Using KubeVirt with Cilium's kube-proxy Replacement Mode

A few months back I set up a new Kubernetes cluster for self-hosting, and decided on Cilium for the CNI implementation. Partly to learn more about Cilium (it’s a project with a rather large scope), but also because it has some neat features, including cluster-wide firewalling and a UI called Hubble for visualizing network connections within the cluster.

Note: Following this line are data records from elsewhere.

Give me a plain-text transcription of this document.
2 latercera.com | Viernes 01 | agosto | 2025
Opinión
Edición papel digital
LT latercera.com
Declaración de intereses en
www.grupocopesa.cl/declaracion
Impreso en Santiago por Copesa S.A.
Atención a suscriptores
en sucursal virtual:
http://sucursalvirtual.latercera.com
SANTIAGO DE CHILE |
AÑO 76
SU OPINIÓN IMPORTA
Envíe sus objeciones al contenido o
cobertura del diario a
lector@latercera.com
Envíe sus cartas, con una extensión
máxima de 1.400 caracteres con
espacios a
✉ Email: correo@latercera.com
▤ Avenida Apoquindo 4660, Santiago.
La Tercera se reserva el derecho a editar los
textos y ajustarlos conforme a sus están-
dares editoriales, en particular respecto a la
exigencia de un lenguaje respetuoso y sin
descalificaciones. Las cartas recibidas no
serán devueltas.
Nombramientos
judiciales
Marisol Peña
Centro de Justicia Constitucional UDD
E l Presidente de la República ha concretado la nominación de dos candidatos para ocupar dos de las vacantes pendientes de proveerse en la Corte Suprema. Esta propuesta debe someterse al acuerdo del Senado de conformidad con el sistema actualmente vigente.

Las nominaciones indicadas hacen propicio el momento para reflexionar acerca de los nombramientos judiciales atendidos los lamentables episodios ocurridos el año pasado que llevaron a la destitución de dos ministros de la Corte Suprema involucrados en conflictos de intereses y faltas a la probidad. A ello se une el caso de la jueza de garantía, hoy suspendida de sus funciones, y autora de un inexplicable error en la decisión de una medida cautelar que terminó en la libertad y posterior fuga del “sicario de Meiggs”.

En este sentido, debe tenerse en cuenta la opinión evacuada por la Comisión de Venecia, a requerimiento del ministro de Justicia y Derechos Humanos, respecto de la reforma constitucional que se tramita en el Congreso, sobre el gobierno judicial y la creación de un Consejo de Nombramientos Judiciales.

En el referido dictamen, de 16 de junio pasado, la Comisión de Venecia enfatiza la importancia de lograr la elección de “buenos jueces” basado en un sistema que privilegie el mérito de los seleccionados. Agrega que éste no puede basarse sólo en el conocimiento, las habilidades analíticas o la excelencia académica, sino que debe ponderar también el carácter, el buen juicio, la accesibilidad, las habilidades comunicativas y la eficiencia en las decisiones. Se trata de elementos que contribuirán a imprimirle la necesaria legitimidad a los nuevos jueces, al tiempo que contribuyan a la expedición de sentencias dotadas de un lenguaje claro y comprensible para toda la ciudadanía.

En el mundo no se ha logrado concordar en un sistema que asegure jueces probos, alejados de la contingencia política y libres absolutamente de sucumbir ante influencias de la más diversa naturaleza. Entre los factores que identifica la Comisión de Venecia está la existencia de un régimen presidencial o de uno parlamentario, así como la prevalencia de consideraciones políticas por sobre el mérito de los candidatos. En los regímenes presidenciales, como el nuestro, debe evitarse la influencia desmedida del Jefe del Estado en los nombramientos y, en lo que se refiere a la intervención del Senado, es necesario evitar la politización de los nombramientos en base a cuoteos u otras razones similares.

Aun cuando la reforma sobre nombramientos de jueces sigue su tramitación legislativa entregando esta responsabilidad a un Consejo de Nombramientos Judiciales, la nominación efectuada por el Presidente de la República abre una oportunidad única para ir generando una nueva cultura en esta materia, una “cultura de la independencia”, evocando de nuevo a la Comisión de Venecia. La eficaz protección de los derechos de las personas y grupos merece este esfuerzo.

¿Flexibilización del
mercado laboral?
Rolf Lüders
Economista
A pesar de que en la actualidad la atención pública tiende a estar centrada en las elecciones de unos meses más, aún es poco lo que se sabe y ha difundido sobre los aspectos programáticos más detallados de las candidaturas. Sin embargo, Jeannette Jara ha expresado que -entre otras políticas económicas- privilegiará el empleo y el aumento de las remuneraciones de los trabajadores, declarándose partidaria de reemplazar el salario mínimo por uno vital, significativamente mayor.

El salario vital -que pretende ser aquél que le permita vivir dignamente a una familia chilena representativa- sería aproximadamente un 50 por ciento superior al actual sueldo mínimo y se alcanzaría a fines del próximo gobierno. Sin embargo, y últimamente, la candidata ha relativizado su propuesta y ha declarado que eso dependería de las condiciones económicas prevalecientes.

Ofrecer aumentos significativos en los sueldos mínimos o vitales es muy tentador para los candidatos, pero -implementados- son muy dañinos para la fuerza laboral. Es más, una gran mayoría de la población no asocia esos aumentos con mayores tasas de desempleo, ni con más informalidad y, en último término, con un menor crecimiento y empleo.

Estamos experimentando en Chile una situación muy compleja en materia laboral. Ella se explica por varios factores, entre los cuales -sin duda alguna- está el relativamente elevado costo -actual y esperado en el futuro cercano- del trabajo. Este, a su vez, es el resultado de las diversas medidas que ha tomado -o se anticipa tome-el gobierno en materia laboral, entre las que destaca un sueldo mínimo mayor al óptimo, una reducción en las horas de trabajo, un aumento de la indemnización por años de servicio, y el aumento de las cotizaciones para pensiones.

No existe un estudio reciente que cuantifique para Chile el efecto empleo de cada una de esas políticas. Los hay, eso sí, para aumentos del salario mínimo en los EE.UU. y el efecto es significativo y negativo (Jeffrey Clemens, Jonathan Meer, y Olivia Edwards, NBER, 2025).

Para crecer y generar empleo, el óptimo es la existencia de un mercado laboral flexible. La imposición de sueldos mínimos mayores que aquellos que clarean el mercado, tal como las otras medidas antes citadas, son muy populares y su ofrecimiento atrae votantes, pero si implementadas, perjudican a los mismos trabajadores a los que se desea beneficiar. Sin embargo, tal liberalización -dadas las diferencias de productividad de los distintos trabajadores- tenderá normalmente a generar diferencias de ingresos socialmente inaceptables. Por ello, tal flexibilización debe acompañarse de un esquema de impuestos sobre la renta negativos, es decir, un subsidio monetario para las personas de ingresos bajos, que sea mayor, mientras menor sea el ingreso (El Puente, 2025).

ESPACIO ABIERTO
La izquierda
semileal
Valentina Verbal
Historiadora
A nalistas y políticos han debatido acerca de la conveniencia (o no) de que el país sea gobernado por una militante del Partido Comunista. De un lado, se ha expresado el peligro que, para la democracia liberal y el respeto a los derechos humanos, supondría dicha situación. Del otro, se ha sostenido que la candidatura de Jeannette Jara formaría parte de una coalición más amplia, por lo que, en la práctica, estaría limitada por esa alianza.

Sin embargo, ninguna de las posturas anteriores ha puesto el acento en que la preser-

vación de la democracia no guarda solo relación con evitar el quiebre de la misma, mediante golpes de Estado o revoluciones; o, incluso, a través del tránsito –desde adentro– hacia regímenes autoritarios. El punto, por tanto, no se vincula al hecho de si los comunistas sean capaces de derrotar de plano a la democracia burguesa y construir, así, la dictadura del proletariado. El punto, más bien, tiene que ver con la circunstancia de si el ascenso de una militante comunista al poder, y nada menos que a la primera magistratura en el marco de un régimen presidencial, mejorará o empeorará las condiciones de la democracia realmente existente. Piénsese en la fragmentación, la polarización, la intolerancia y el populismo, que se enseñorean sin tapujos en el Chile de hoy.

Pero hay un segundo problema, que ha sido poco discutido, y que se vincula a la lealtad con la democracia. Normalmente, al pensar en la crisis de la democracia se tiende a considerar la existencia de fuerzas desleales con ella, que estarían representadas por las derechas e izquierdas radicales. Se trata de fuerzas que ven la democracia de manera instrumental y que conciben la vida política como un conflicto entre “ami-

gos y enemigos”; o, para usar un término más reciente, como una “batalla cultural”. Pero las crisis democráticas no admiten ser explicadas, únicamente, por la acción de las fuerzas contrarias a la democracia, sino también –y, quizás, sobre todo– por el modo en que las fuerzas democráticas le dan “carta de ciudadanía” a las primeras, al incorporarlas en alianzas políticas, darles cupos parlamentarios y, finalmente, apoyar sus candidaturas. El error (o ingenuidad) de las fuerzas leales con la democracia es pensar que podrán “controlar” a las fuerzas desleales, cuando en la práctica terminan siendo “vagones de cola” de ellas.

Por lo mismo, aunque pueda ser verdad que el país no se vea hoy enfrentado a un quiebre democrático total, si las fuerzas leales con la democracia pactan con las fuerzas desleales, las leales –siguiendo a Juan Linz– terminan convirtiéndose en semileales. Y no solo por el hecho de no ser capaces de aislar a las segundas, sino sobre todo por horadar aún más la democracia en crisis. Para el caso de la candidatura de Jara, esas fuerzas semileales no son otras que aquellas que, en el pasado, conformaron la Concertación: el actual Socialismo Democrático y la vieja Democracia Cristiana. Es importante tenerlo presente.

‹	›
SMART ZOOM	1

So far it’s worked well, but I recently ran into an issue while experimenting with KubeVirt. Cilium is installed as a replacement to kube-proxy, which depends on a feature called “socket-LB” designed to transparently bypass Kubernetes service-level NAT. Unfortunately, this feature breaks the cluster-level networking of KubeVirt virtual machines, so my VMs were able to access external IPs but not services within the cluster (including internal DNS or the public interface of exposed services). After some searching I was able to fix it with the following steps:

1. Enable the hostNamespaceOnly option in Cilium; if you’re using the Helm chart, this can be enabled by setting the value:

   socketLB:
     hostNamespaceOnly: true
   

   If you’re installing by another method (e.g. Kustomize), it seems this flag sets the option bpf-lb-sock-hostns-only: "true" in the cilium-config ConfigMap.

   This is rather hidden in their documentation about the kube-proxy replacement mode: Socket LoadBalancer Bypass in Pod Namespace. I originally found the option mentioned in a GitHub issue about networking not working with KubeVirt.

2. Restart the Cilium pods! I spent quite some time wondering why the networking was still broken after applying the fix; it turns out the config isn’t automatically reloaded until the Cilium pods are restarted. My assumption was that updating the Helm release would apply the change, but it seems to just update the ConfigMap. After Cilium is restarted you can verify that the config is updated by running kubectl -n kube-system exec ds/cilium -- cilium-dbg status --verbose; under the KubeProxyReplacement Details header you’ll see Socket LB Coverage:

   [...]
   KubeProxyReplacement Details:
     Status:                 True
     Socket LB:              Enabled
     Socket LB Tracing:      Enabled
     Socket LB Coverage:     Hostns-only
   [...]
   

Since this feature is designed to bypass some additional networking steps, it’s likely that enabling the hostNamespaceOnly option comes at some efficiency cost; however my cluster and use-case are small enough that I don’t expect it to have a noticeable impact.